A good patient-nurse relationship is characterized by a modicum of trust and cooperation between the two parties. The patient respects the expertise that the health professional brings them and tries their best to follow the prescribed activities. The nurse, on the other hand, respects the patient’s autonomy, gets them involved in decision-making processes related to their health, and respects their choices (Fernández-Ballesteros et al., 2019).
The nursing code of ethics describes a good or a bad relationship in terms of several paradigms, including rights, virtues, and the principles of the greater good. From a rights perspective, there are dilemmas regarding the patient’s authority over their own bodies versus the nurse’s greater medical expertise. The virtues of personal autonomy versus life and principles versus survival also come into consideration (Fernández-Ballesteros et al., 2019). My experience has taught me that respect and mutual understanding form the foundation of any healthy relationship. When it comes to patients, treating them as experts in their own bodies can lead to better responses and increased receptivity to the nurse as an expert in medicine, rather than an opposing force.
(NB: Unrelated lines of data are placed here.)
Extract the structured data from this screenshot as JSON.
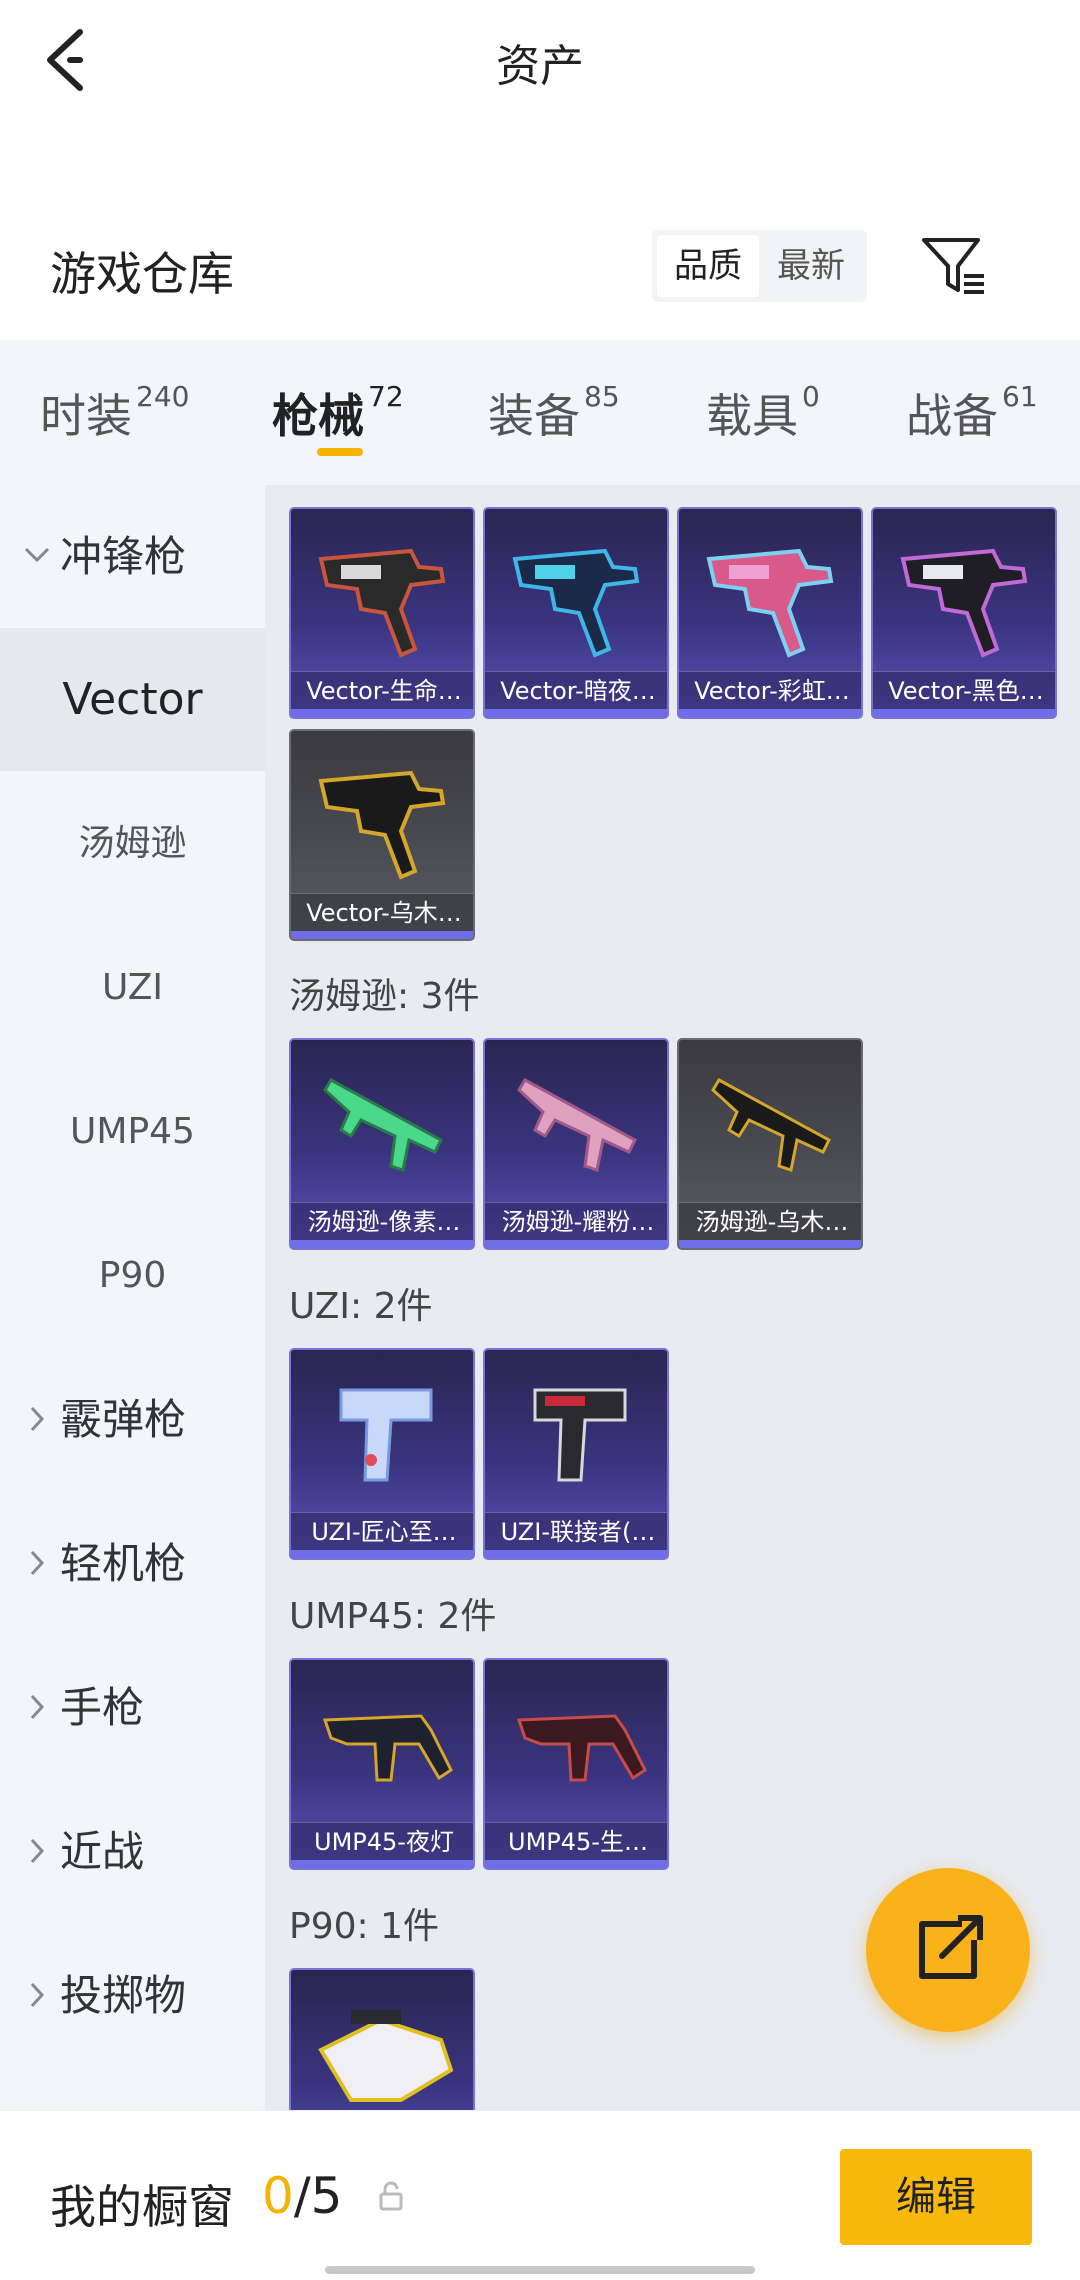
{
  "header": {
    "title": "资产",
    "back_icon": "chevron-left-icon"
  },
  "warehouse": {
    "title": "游戏仓库",
    "sort_options": [
      "品质",
      "最新"
    ],
    "selected_sort": "品质",
    "filter_icon": "filter-icon"
  },
  "tabs": [
    {
      "label": "时装",
      "count": "240"
    },
    {
      "label": "枪械",
      "count": "72",
      "active": true
    },
    {
      "label": "装备",
      "count": "85"
    },
    {
      "label": "载具",
      "count": "0"
    },
    {
      "label": "战备",
      "count": "61"
    }
  ],
  "sidebar": {
    "items": [
      {
        "label": "冲锋枪",
        "type": "group",
        "expanded": true
      },
      {
        "label": "Vector",
        "type": "sub",
        "selected": true
      },
      {
        "label": "汤姆逊",
        "type": "sub"
      },
      {
        "label": "UZI",
        "type": "sub"
      },
      {
        "label": "UMP45",
        "type": "sub"
      },
      {
        "label": "P90",
        "type": "sub"
      },
      {
        "label": "霰弹枪",
        "type": "group"
      },
      {
        "label": "轻机枪",
        "type": "group"
      },
      {
        "label": "手枪",
        "type": "group"
      },
      {
        "label": "近战",
        "type": "group"
      },
      {
        "label": "投掷物",
        "type": "group"
      }
    ]
  },
  "sections": [
    {
      "title": "",
      "items": [
        "Vector-生命…",
        "Vector-暗夜…",
        "Vector-彩虹…",
        "Vector-黑色…",
        "Vector-乌木…"
      ]
    },
    {
      "title": "汤姆逊: 3件",
      "items": [
        "汤姆逊-像素…",
        "汤姆逊-耀粉…",
        "汤姆逊-乌木…"
      ]
    },
    {
      "title": "UZI: 2件",
      "items": [
        "UZI-匠心至…",
        "UZI-联接者(…"
      ]
    },
    {
      "title": "UMP45: 2件",
      "items": [
        "UMP45-夜灯",
        "UMP45-生…"
      ]
    },
    {
      "title": "P90: 1件",
      "items": [
        ""
      ]
    }
  ],
  "fab": {
    "icon": "share-icon"
  },
  "bottom": {
    "label": "我的橱窗",
    "current": "0",
    "total": "/5",
    "lock_icon": "lock-icon",
    "edit_label": "编辑"
  },
  "colors": {
    "accent": "#f4b400",
    "card_purple": "#3a3480",
    "card_gray": "#4a4a52"
  }
}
Extreme cases serve to test the precipices of a healthy and mutually beneficial bond between the two parties. When irreconcilable issues arise, the patient must weigh their own autonomy against the expertise and trust they have placed in the healthcare professional. Paternalism in medicine is described as the practice of putting the professional opinion of a healthcare worker over the wants and desires of the patient. The conflict between paternalism and autonomy lies in the fact that a patient may not always be in a state of mind that allows them to make informed decisions about their health. Additionally, broader societal, ethical, and familial considerations need to be taken into account (Fernández-Ballesteros et al., 2019).
Goldman’s arguments for and against paternalism are described as follows: the nurse places a greater emphasis on the collective common good and the patient’s survival (For); the patient may not consider their own survival as a supreme value (Against) (Fernández-Ballesteros et al., 2019). Religious beliefs or a desire to escape suffering may be viewed as legitimate reasons to seek an end to one’s life. A good nurse-patient relationship, as described above, would tackle Goldman’s dilemma together, reviewing all available treatment options and procedures before making a decision. Ultimately, though, if the patient is lucid and capable of making decisions about their health, they would be the ones to decide their own fate, making autonomy a more respected virtue over all other considerations.
Reference
Fernández-Ballesteros, R., Sánchez-Izquierdo, M., Olmos, R., Huici, C., Ribera Casado, J.M., & Cruz Jentoft, A. (2019). Paternalism vs. autonomy: Are they alternative types of formal care?. Frontiers in Psychology, 10, 1460.